While the class in question uses some quantum ideas, the poll is strictly classical, so no superpositions of multiple answers are allowed.

(Honestly, at some point, I would expect laziness alone to compel people to round their answers off before their hands cramp up from copying all these digits…)

As a mathematics student I much prefer when I can give answers exactly, rather than as approximations.
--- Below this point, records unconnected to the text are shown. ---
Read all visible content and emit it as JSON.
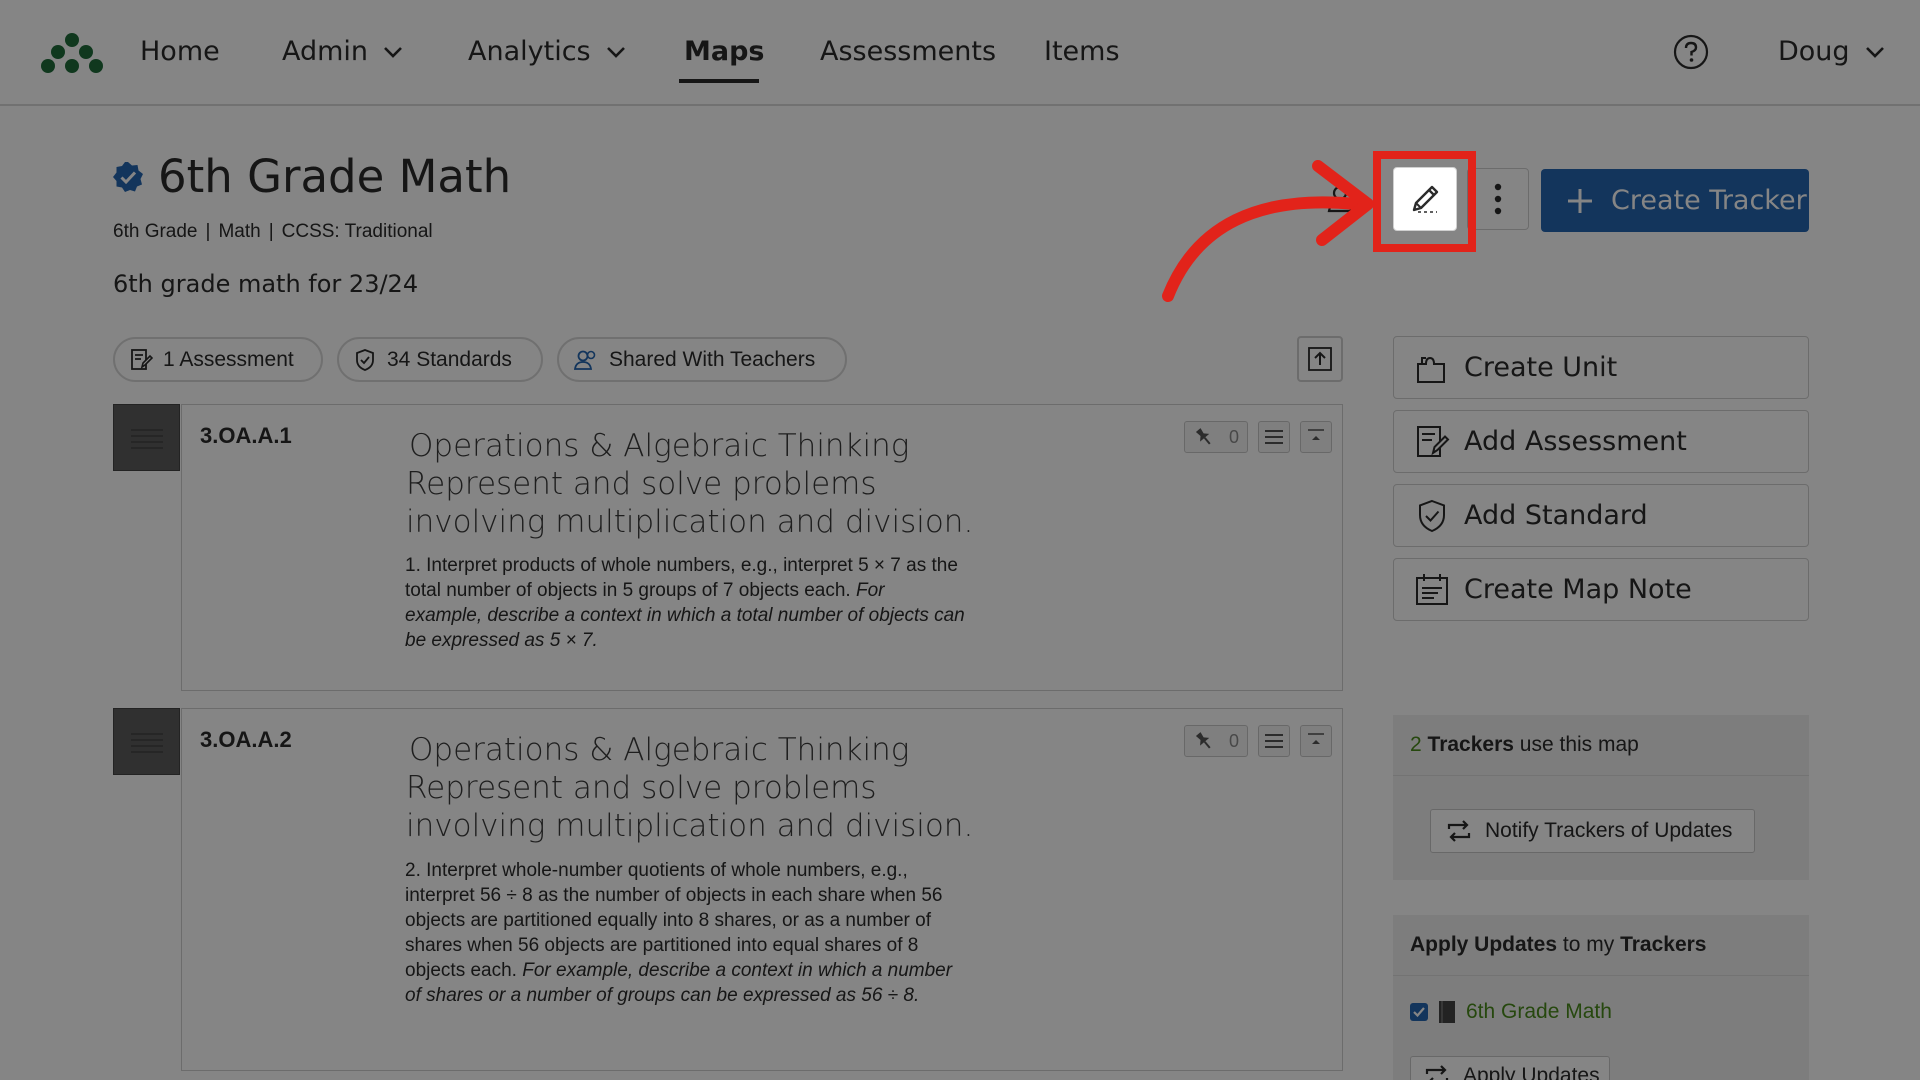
{
  "nav": {
    "home": "Home",
    "admin": "Admin",
    "analytics": "Analytics",
    "maps": "Maps",
    "assessments": "Assessments",
    "items": "Items",
    "user": "Doug"
  },
  "map": {
    "title": "6th Grade Math",
    "meta": [
      "6th Grade",
      "Math",
      "CCSS: Traditional"
    ],
    "description": "6th grade math for 23/24"
  },
  "header_actions": {
    "create_tracker": "Create Tracker"
  },
  "pills": {
    "assessments": "1 Assessment",
    "standards": "34 Standards",
    "shared": "Shared With Teachers"
  },
  "standards": [
    {
      "code": "3.OA.A.1",
      "domain": "Operations & Algebraic Thinking",
      "cluster": "Represent and solve problems involving multiplication and division.",
      "text": "1. Interpret products of whole numbers, e.g., interpret 5 × 7 as the total number of objects in 5 groups of 7 objects each.",
      "example": "For example, describe a context in which a total number of objects can be expressed as 5 × 7.",
      "pin_count": "0"
    },
    {
      "code": "3.OA.A.2",
      "domain": "Operations & Algebraic Thinking",
      "cluster": "Represent and solve problems involving multiplication and division.",
      "text": "2. Interpret whole-number quotients of whole numbers, e.g., interpret 56 ÷ 8 as the number of objects in each share when 56 objects are partitioned equally into 8 shares, or as a number of shares when 56 objects are partitioned into equal shares of 8 objects each.",
      "example": "For example, describe a context in which a number of shares or a number of groups can be expressed as 56 ÷ 8.",
      "pin_count": "0"
    }
  ],
  "actions": {
    "create_unit": "Create Unit",
    "add_assessment": "Add Assessment",
    "add_standard": "Add Standard",
    "create_map_note": "Create Map Note"
  },
  "trackers_panel": {
    "count": "2",
    "label": "Trackers",
    "suffix": "use this map",
    "notify": "Notify Trackers of Updates"
  },
  "apply_panel": {
    "prefix": "Apply Updates",
    "middle": "to my",
    "label": "Trackers",
    "tracker_name": "6th Grade Math",
    "apply_button": "Apply Updates"
  },
  "colors": {
    "primary": "#2566b0",
    "highlight": "#e2231a",
    "accent_green": "#4a8a1c",
    "logo": "#1f6b3a"
  }
}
When that’s not possible, then it depends a lot on the particular problem. I usually go with the lowest number of figures among those given in the statement.

I actually take a special glee in pointing out engineering estimates carried out to five or six significant digits in presentations.

“You have listed there your power output as 18.194 dBm, plus or minus 2. I think it’s actually 18.197 dBm.”

While I voted “It depends on the number of figures used”, that’s misleading. I generally assume that there’s been some rounding, so I tend to report one fewer digit than a correct calculation would show. Unless I know I’m not supposed to round off. And sometimes the statement of the problem tells me how many significant figures to report.

Having worked very hard for years to calibrate a major instrument to one percent accuracy (absolute), I don’t think I’ll ever report more than two significant figures again (at least if the measurement involves the sensitivity of an instrument).

I just consult NIST Technical Note 1297: Guidelines for Evaluating and Expressing the Uncertainty of NIST Measurement Results!

Kidding aside, I usually don’t care so much on homeworks unless there is an especially egregious number of digits, but I have a hard time suppressing my irritation when my graduate students insist on carrying out calculations to excessive sig. figs. when

1) There’s a huge error (due to things like the subtraction of two similar, noisy numbers).

or

2) They’ve screwed up the units, giving an answer with a ridiculous order of magnitude.

I’m just a technical writer (not trained as a scientist or engineer), but I was once asked to proof a solver verification manual (i.e., how close does the solver come to experimentally derived results for standard test cases). The thing had already been through several sets of reviewers (engineers and computer scientists) when it got to me. The whole book was like, “The peak stress in a simply supported beam of XXX mm length undergoing a distributed pressure load of X.XE6 N in -Z. Benchmark: X.XXE3 mPa. Solver: X.XXXXXXXXE3 mPa.”

And I’m like, “Guys, I know you all think of me as a glorified typist, but we have a problem here.”

I’m not paid to be popular.

One significant figure! (As a theorist, I habitually round off pi to 3.)

Way back when I was in College the answer was 2 to 3 since we used an ancient instrument called a slide rule to do calculations. Since we used 10 inch rules the answer is 2 to 3 depending on the first digit of the number in question.

In a few cases we used 6 place log tables which does teach one to be good at adding and subtracting (mostly in Chemistry)That was quite an experience. The slide rule does teach much better that the silicon mind of the calculator/computer which generates what was called back then empty precision.

You are missing an important option: The number of digits required by the policy set for that course.

Interesting poll results. How many of that vast majority will give a 1 sig fig answer when the value “10” or “500” is specified in the problem, or if an approximate value like 3×10^8 is used in the calculation?

But here is a question for a future poll, Chad:

What percentage of the problem’s points do you take off for an answer that has the incorrect number of sig figs? What if it has a bad digit for the number of sig figs used?